Their battle basically plays out as helicopter dogfighting until their choppers crash into each other and August and Ethan end up fist-fighting on a mighty steep cliff. Naturally, their fight ends with Ethan and August climbing up the side of the cliff without harnesses. After vanquishing his foe, Ethan is left climbing a big ass rock in an image familiar to anyone who remembers Mission: Impossible 2.

Look closely, and you might catch Tom Cruise smirking. It could be from relief after escaping a gruesome death, or it could be Cruise winking to the audience: You remember this, don’t you?

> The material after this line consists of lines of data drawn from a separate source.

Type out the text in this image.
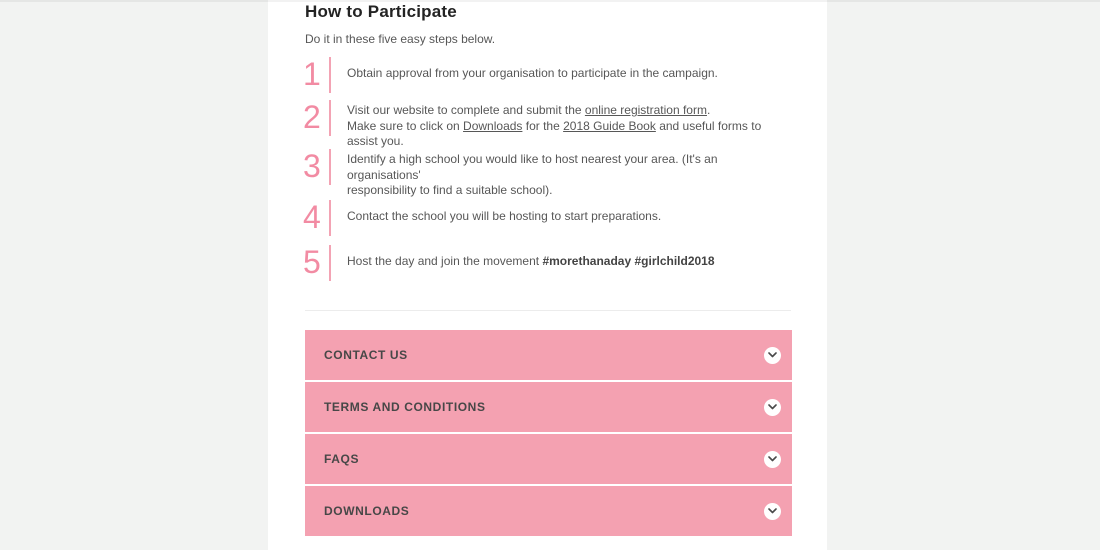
How to Participate

Do it in these five easy steps below.

1	Obtain approval from your organisation to participate in the campaign.
2	Visit our website to complete and submit the online registration form.
Make sure to click on Downloads for the 2018 Guide Book and useful forms to assist you.
3	Identify a high school you would like to host nearest your area. (It's an organisations'
responsibility to find a suitable school).
4	Contact the school you will be hosting to start preparations.
5	Host the day and join the movement #morethanaday #girlchild2018
CONTACT US
TERMS AND CONDITIONS
FAQS
DOWNLOADS
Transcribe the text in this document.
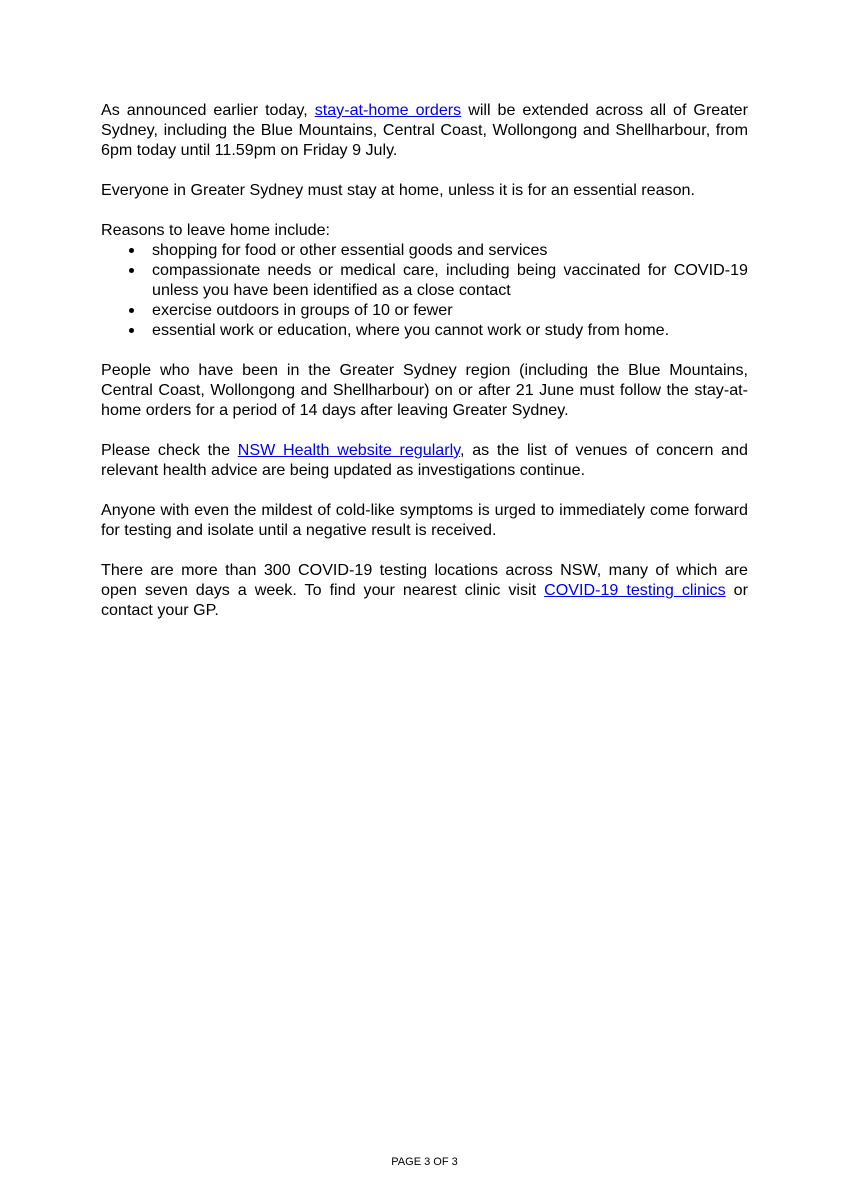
As announced earlier today, stay-at-home orders will be extended across all of Greater Sydney, including the Blue Mountains, Central Coast, Wollongong and Shellharbour, from 6pm today until 11.59pm on Friday 9 July.

Everyone in Greater Sydney must stay at home, unless it is for an essential reason.

Reasons to leave home include:

shopping for food or other essential goods and services
compassionate needs or medical care, including being vaccinated for COVID-19 unless you have been identified as a close contact
exercise outdoors in groups of 10 or fewer
essential work or education, where you cannot work or study from home.

People who have been in the Greater Sydney region (including the Blue Mountains, Central Coast, Wollongong and Shellharbour) on or after 21 June must follow the stay-at-home orders for a period of 14 days after leaving Greater Sydney.

Please check the NSW Health website regularly, as the list of venues of concern and relevant health advice are being updated as investigations continue.

Anyone with even the mildest of cold-like symptoms is urged to immediately come forward for testing and isolate until a negative result is received.

There are more than 300 COVID-19 testing locations across NSW, many of which are open seven days a week. To find your nearest clinic visit COVID-19 testing clinics or contact your GP.

PAGE 3 OF 3
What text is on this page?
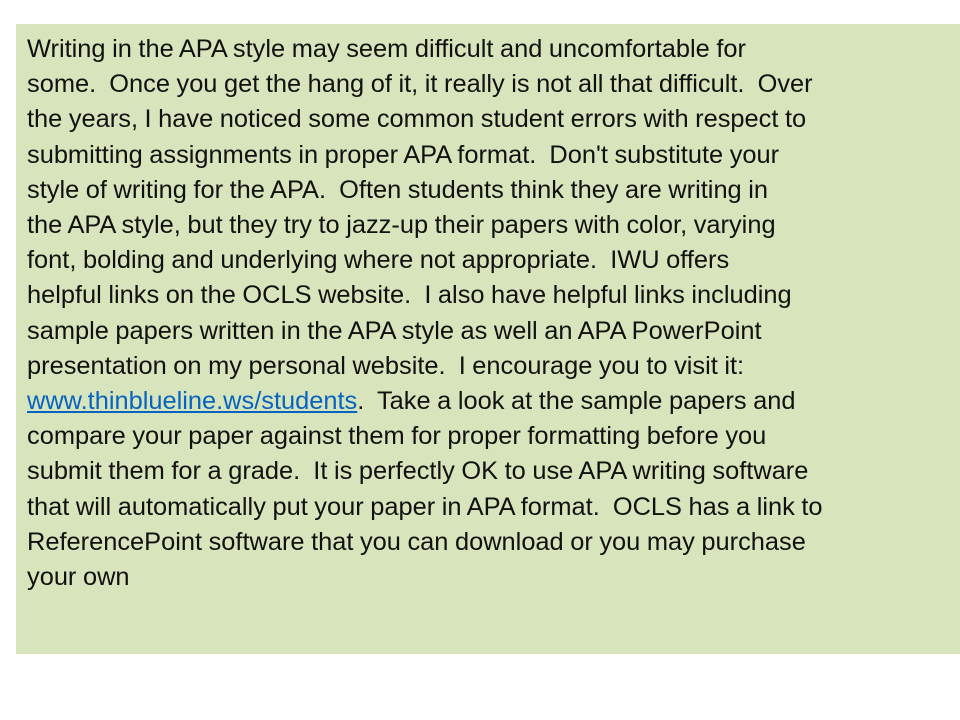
Writing in the APA style may seem difficult and uncomfortable for
some.  Once you get the hang of it, it really is not all that difficult.  Over
the years, I have noticed some common student errors with respect to
submitting assignments in proper APA format.  Don't substitute your
style of writing for the APA.  Often students think they are writing in
the APA style, but they try to jazz-up their papers with color, varying
font, bolding and underlying where not appropriate.  IWU offers
helpful links on the OCLS website.  I also have helpful links including
sample papers written in the APA style as well an APA PowerPoint
presentation on my personal website.  I encourage you to visit it:
www.thinblueline.ws/students.  Take a look at the sample papers and
compare your paper against them for proper formatting before you
submit them for a grade.  It is perfectly OK to use APA writing software
that will automatically put your paper in APA format.  OCLS has a link to
ReferencePoint software that you can download or you may purchase
your own
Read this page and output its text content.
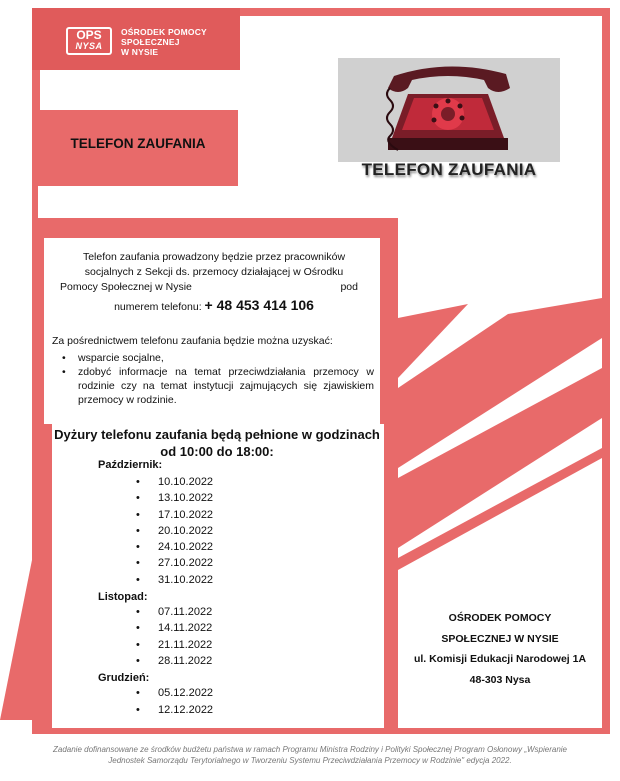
OPS
NYSA
OŚRODEK POMOCY
SPOŁECZNEJ
W NYSIE
TELEFON ZAUFANIA
TELEFON ZAUFANIA
Telefon zaufania prowadzony będzie przez pracowników
socjalnych z Sekcji ds. przemocy działającej w Ośrodku
Pomocy Społecznej w Nysie	pod
numerem telefonu: + 48 453 414 106
Za pośrednictwem telefonu zaufania będzie można uzyskać:
• wsparcie socjalne,
• zdobyć informacje na temat przeciwdziałania przemocy w rodzinie czy na temat instytucji zajmujących się zjawiskiem przemocy w rodzinie.
Dyżury telefonu zaufania będą pełnione w godzinach
od 10:00 do 18:00:
Październik:
• 10.10.2022
• 13.10.2022
• 17.10.2022
• 20.10.2022
• 24.10.2022
• 27.10.2022
• 31.10.2022
Listopad:
• 07.11.2022
• 14.11.2022
• 21.11.2022
• 28.11.2022
Grudzień:
• 05.12.2022
• 12.12.2022
OŚRODEK POMOCY
SPOŁECZNEJ W NYSIE
ul. Komisji Edukacji Narodowej 1A
48-303 Nysa
Zadanie dofinansowane ze środków budżetu państwa w ramach Programu Ministra Rodziny i Polityki Społecznej Program Osłonowy „Wspieranie
Jednostek Samorządu Terytorialnego w Tworzeniu Systemu Przeciwdziałania Przemocy w Rodzinie" edycja 2022.
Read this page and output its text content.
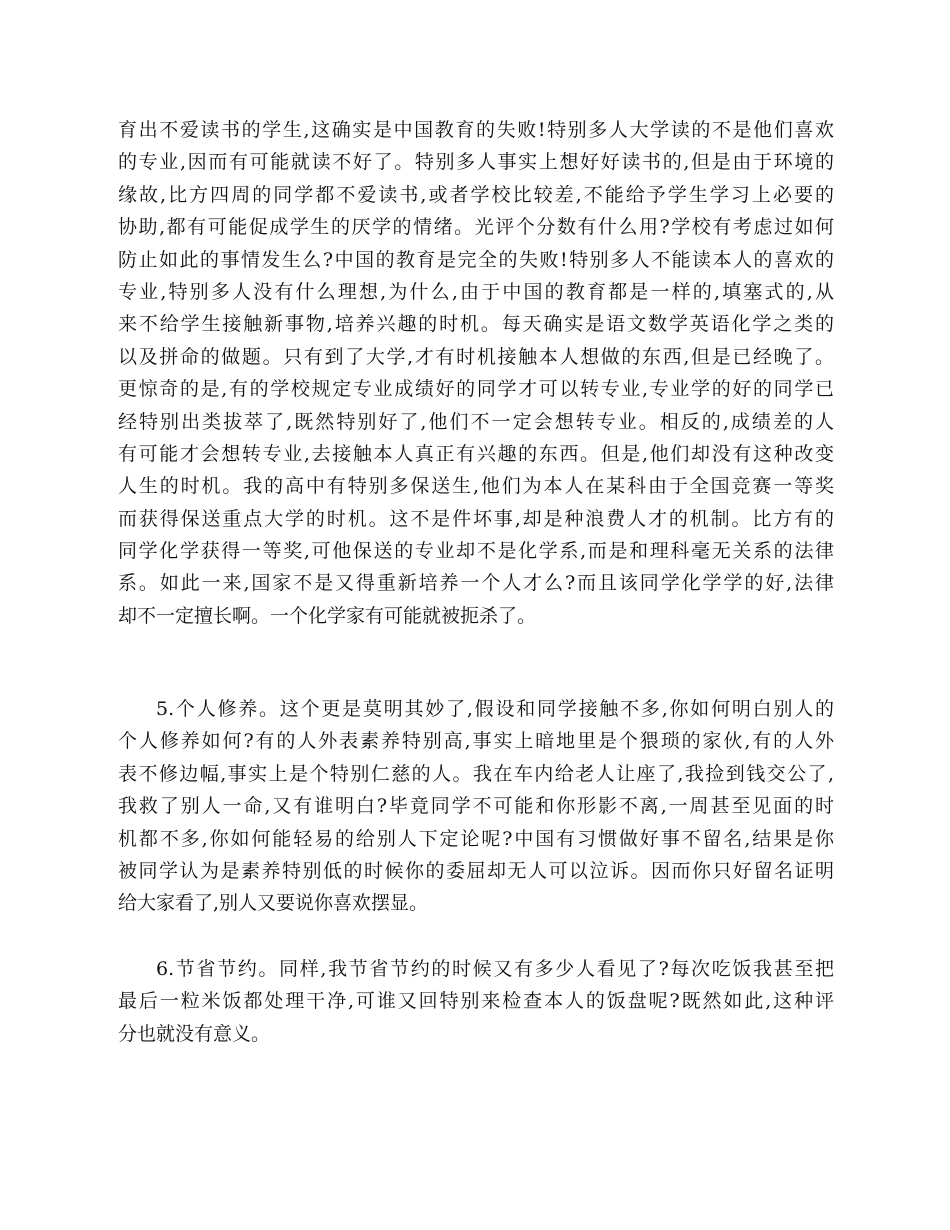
育出不爱读书的学生,这确实是中国教育的失败!特别多人大学读的不是他们喜欢
的专业,因而有可能就读不好了。特别多人事实上想好好读书的,但是由于环境的
缘故,比方四周的同学都不爱读书,或者学校比较差,不能给予学生学习上必要的
协助,都有可能促成学生的厌学的情绪。光评个分数有什么用?学校有考虑过如何
防止如此的事情发生么?中国的教育是完全的失败!特别多人不能读本人的喜欢的
专业,特别多人没有什么理想,为什么,由于中国的教育都是一样的,填塞式的,从
来不给学生接触新事物,培养兴趣的时机。每天确实是语文数学英语化学之类的
以及拼命的做题。只有到了大学,才有时机接触本人想做的东西,但是已经晚了。
更惊奇的是,有的学校规定专业成绩好的同学才可以转专业,专业学的好的同学已
经特别出类拔萃了,既然特别好了,他们不一定会想转专业。相反的,成绩差的人
有可能才会想转专业,去接触本人真正有兴趣的东西。但是,他们却没有这种改变
人生的时机。我的高中有特别多保送生,他们为本人在某科由于全国竞赛一等奖
而获得保送重点大学的时机。这不是件坏事,却是种浪费人才的机制。比方有的
同学化学获得一等奖,可他保送的专业却不是化学系,而是和理科毫无关系的法律
系。如此一来,国家不是又得重新培养一个人才么?而且该同学化学学的好,法律
却不一定擅长啊。一个化学家有可能就被扼杀了。
5.个人修养。这个更是莫明其妙了,假设和同学接触不多,你如何明白别人的
个人修养如何?有的人外表素养特别高,事实上暗地里是个猥琐的家伙,有的人外
表不修边幅,事实上是个特别仁慈的人。我在车内给老人让座了,我捡到钱交公了,
我救了别人一命,又有谁明白?毕竟同学不可能和你形影不离,一周甚至见面的时
机都不多,你如何能轻易的给别人下定论呢?中国有习惯做好事不留名,结果是你
被同学认为是素养特别低的时候你的委屈却无人可以泣诉。因而你只好留名证明
给大家看了,别人又要说你喜欢摆显。
6.节省节约。同样,我节省节约的时候又有多少人看见了?每次吃饭我甚至把
最后一粒米饭都处理干净,可谁又回特别来检查本人的饭盘呢?既然如此,这种评
分也就没有意义。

Of course you remember Mission: Impossible 2. Specifically, you remember its heart-pounding intro, where Cruise free climbs a mountain in Moab, Utah’s Dead Horse Point State Park. (Tot to be confused when he climbed the Burj Khalifa, the mega-skyscraper in the United Arab Emirates with the most basic of urban climbing equipment, in 2011’s Ghost Protocol.)

It’s probably the most enduring scene out of anything in Mission: Impossible 2, which remains unpopular with fans and critics. Though the film’s release predates Rotten Tomatoes, it has a telling 57% “Rotten” score and an equally abysmal 43% audience score.

Tom Cruise really did that stunt for real too, by the way. In an interview with Entertainment Weekly from 2000, John Woo revealed that he was terrified for Tom Cruise — who had only a “thin safety cable” — that he couldn’t look at the monitors during shooting the scene.

“I was really mad that he wanted to do it, but I tried to stop him and I couldn’t,” Woo said. ”I was so scared I was sweating. I couldn’t even watch the monitor when we shot it.”

With Fallout, the Mission: Impossible series takes an extremely rare opportunity to reference itself. That’s because, outside of recurring characters, the franchise is structurally episodic. It’s not important that you see any of the movies in order, or even at all. In fact, Fallout — the sixth in a series going on for twenty years — is the most steeped-in-saga entry of Mission: Impossible yet, with familiar faces like Ilsa (Rebecca Ferguson) and Solomon Lane (Sean Harris).

It’s unknown if Fallout director Christopher McQuarrie had the same problem. Probably not, given that he was the one who strapped Tom Cruise to a moving airplane just a few years ago.

Mission: Impossible — Fallout hits theaters July 26.